La Quimera, de Emilia Pardo Bazán

En La Quimera, la pluma de doña Emilia Pardo Bazán nos llevará a diferentes escenarios tales como Madrid o París para explicarnos la historia vital del joven pintor gallego Joaquín Vaamonde. En la novela, encontramos a Joaquín en la figura de Silvio Lago, un pintor increíblemente soñador y ambicioso que solamente tiene el siguiente objetivo: alcanzar el éxito, ser admirado por sus pinturas, y por ende, poder permitirse vivir cómodamente de ello.

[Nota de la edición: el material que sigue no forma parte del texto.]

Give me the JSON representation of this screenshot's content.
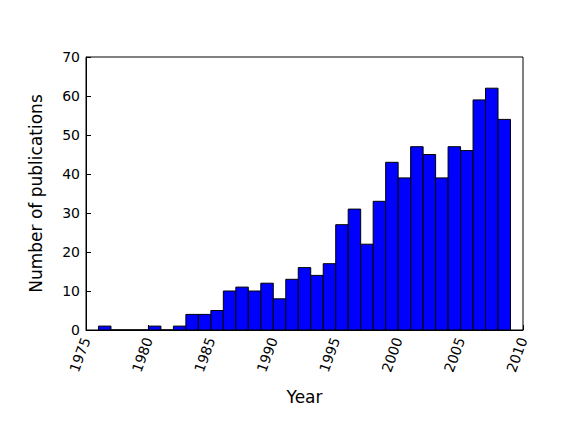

Castigado por la pobreza y la hambruna en su infancia y primera juventud, Silvio Lago se marchó a Argentina en busca de dinero y huyendo de su padrino, el cual le obligaba a estudiar. La novela parte desde el momento de su retorno a España unos años después, en el cual conocerá a la baronesa Dumbría y a su hija Minia, compositora, convirtiéndose ambas en las protectoras del joven pintor. De este modo, madre e hija ayudarán a Silvio Lago en su inclusión en el círculo más selecto de la sociedad madrileña del siglo XIX. En Madrid, Silvio alcanzará parte de tan ansiada fama, obteniendo ciertas clientas de cierto renombre para retratarlas. Entre ellas, a Clara Ayamonte y a su padrino, el doctor Luz. Pero Silvio no está satisfecho; va en busca de su Quimera particular, sus sueños, sus propias utopías. Lago es muy consciente de que en la capital nunca podrá obtener el reconocimiento que ansía, ya que se da cuenta de que la sociedad española del momento no es lo suficiente moderna ni sofisticada para comprender su arte.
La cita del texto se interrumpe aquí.